Chelsea were at the top of the Premier League just 50 days before his sacking and it’s clear he didn’t make a complete mess of it, even if there were mistakes. He lost the trust of some key senior players and failed to maintain good lines of communication with the board. By the time he left, they were ninth and struggling.
Lampard’s interview with Norwich didn’t feel well prepared when Dean Smith got the job
He was also interviewed for the Crystal Palace job taken by Patrick Vieira
“Your pride will be dented,” Lampard told Sportsmail columnist Jamie Redknapp in his first interview after leaving the Bridge. “The first week I kept my head down, stayed at home, spent time with the family. But as soon as I got out, there were taxi drivers and Chelsea fans on the street giving me a real lift because of how they were with me.”
His status as a legend remains intact and yet Chelsea’s immediate success was not well reflected in his absence. Thomas Tuchel arrived and within four months had won the Champions League with the same group of players and climbed back into the top four.
To some, this supported the theory that Lampard was wet behind the ears, making costly mistakes in an unforgiving environment as he learned his new trade, and that he would benefit from someone with more experience and tactical insight in his coaching staff, especially when it came to the to his in-game decision-making.
Though Tuchel is likely to sympathize with his predecessor after tasting his first full campaign in English football, chasing trophies on all fronts.
Likewise, the Derby crisis has given a different complexion to Lampard’s season at Pride Park. The Rams are in administration, having deducted 21 points and fighting for survival as they try to avoid relegation to League One.
Positives from Lampard’s time at Derby and Chelsea were forgotten after his sacking
The job at Everton would give him the chance to revive his managerial career with a team that has struggled this season
Owner Mel Morris broke the rules to give managers like Lampard a squad they couldn’t afford. There were loan contracts like Mount, Tomori and Harry Wilson, big spend to beat championship rivals like Martyn Waghorn and Jack Marriott, and even a short term deal to seduce Ashley Cole.
Still, Derby didn’t go up. They came close, but once they lost to Villa in the play-off final at Wembley, the cuts started in earnest, with Morris happy to get compensation from Chelsea, who had few credible options to replace Sarri due to their predicament. with the transfer ban.
Lampard, 43, will be a wiser boss for all these experiences with the egos of modern footballers in the dressing room and the extreme pressure of expectation from modern owners in the boardroom.
There is no preparation for this.

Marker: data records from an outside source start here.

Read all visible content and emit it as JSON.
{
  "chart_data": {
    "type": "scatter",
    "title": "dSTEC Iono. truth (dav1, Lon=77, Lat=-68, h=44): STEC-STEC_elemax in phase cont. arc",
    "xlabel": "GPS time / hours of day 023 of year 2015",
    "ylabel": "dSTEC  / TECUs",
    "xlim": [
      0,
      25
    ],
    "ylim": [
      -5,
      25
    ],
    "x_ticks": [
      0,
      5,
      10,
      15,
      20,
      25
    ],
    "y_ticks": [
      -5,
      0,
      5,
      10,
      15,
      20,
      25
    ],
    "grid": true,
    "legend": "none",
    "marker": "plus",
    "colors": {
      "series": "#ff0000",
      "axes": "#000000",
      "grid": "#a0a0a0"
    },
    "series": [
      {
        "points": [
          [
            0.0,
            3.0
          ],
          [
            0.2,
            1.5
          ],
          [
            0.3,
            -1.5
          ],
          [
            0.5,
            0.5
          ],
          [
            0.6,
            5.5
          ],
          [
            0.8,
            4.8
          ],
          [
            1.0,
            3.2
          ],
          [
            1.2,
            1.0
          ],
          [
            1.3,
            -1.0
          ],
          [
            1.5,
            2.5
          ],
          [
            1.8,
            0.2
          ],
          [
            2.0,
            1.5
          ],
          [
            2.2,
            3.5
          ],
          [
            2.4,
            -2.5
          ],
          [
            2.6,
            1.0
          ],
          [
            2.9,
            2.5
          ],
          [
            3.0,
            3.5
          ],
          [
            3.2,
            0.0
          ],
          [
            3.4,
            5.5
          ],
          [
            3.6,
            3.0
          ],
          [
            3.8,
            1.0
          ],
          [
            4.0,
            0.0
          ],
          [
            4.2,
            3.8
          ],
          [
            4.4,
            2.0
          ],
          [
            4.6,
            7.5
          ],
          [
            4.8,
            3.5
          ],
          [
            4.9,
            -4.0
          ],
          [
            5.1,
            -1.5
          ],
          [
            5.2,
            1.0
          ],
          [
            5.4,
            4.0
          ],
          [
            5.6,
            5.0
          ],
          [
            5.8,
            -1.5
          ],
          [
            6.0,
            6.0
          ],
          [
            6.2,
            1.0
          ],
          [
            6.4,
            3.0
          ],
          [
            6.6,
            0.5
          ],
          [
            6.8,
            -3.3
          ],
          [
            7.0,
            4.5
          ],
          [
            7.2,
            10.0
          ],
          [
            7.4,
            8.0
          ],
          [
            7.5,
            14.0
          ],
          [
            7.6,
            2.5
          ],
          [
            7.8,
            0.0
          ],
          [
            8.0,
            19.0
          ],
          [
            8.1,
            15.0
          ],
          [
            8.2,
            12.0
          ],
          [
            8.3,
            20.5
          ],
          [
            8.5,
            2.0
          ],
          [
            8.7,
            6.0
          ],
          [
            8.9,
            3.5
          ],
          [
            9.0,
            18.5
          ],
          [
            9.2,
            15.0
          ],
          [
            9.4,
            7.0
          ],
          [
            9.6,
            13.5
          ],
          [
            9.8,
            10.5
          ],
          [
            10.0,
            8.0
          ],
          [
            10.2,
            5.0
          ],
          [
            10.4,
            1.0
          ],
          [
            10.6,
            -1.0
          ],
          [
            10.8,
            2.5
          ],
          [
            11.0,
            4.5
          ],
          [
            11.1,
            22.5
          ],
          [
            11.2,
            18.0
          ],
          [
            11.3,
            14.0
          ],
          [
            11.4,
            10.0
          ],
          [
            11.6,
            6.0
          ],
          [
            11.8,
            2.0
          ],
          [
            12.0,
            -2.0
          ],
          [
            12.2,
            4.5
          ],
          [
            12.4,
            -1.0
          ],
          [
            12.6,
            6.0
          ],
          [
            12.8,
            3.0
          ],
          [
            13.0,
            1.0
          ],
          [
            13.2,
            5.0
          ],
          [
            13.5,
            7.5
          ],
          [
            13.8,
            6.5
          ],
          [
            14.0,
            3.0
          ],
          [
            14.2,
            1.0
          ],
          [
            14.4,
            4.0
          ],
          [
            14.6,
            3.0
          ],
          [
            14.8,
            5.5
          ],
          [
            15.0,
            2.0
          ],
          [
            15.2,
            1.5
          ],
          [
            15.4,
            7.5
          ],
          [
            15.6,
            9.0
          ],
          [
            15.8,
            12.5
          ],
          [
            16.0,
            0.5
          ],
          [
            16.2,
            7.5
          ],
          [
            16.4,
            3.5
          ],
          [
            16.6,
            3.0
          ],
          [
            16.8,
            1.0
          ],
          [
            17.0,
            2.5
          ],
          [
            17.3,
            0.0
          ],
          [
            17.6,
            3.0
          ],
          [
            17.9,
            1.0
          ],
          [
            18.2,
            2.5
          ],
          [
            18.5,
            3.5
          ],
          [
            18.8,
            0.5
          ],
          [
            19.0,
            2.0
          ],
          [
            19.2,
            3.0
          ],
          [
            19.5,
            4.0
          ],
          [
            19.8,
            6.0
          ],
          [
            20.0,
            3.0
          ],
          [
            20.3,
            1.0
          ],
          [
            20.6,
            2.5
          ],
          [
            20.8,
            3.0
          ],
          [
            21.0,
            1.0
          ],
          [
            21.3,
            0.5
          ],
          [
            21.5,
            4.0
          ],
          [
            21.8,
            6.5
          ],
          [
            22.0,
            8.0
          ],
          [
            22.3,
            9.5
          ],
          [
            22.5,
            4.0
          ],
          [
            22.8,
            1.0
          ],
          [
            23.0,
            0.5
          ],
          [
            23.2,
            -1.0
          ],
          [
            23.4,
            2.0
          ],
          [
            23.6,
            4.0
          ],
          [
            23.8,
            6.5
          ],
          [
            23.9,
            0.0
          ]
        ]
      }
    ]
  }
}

Not even if you’re one of the best players in the Premier League era, born into a football family, with a contact book full of the biggest names in the game.

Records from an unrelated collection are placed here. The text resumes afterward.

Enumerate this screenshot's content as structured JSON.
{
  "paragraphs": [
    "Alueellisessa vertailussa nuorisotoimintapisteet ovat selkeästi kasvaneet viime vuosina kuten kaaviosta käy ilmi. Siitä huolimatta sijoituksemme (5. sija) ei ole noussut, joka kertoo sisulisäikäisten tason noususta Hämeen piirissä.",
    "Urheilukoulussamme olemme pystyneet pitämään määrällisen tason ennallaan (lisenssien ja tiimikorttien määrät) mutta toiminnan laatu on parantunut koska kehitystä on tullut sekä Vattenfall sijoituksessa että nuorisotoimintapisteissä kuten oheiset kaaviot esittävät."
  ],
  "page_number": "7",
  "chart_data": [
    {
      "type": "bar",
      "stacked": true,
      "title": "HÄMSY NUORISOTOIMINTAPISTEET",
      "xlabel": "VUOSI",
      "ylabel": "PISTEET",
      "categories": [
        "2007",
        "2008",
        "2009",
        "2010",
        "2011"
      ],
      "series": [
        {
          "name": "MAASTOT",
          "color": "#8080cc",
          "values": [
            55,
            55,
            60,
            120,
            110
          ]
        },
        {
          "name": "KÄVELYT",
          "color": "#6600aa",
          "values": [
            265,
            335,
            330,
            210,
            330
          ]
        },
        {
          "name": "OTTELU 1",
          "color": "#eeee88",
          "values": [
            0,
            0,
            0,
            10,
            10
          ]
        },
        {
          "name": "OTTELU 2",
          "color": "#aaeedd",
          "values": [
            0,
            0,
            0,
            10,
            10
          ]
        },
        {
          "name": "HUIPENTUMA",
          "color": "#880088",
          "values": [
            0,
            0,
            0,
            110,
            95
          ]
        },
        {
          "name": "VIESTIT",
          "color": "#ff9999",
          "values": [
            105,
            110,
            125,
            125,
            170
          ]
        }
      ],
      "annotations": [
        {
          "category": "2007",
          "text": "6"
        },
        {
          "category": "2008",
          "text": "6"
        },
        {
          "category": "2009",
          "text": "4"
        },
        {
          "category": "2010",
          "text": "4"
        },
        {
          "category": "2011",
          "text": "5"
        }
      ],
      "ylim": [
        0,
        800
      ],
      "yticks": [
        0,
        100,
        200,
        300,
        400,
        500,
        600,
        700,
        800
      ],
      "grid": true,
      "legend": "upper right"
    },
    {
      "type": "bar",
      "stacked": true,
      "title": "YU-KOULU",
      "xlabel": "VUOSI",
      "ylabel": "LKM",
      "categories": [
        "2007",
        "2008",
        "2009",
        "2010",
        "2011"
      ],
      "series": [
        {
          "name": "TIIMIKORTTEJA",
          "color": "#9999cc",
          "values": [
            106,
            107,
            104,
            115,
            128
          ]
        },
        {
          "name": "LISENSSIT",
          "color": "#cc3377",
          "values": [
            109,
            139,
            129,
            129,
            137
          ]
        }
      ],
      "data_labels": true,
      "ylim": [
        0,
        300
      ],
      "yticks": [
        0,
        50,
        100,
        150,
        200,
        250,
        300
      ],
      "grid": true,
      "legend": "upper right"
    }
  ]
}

In an odd way, having a layoff on his record could help, so he doesn’t have to scoff at privileges of those who claimed he’d been lucky enough to jump from the championship to the Champions League without even but a promotion to his name.
Lampard will take over at an Everton team that has endured a season of turmoil
Vitor Pereira expected to take on Everton role before fans protested
“You’re not a manager until you’re fired,” Roy Hodgson told Lampard in a soothing conversation full of wise advice shortly after he left Chelsea.
Smart enough and committed enough to take the lessons and evolve, he plans changes to his coaching team with Jody Morris not expected to join him as an assistant when he takes his next job.
At Everton, there is a lot of room for improvement, but without an unreasonable expectation of winning the Premier League.
Already quite unpopular in the city at Liverpool, Lampard has a proven ability to make fans feel good about their team again with his profile, personality and passion for an attacking style of football.
This must be the immediate target of Farhad Moshiri and his disorderly regime in Goodison Park.
The time feels right for Lampard to return and Everton feels like a good match for him.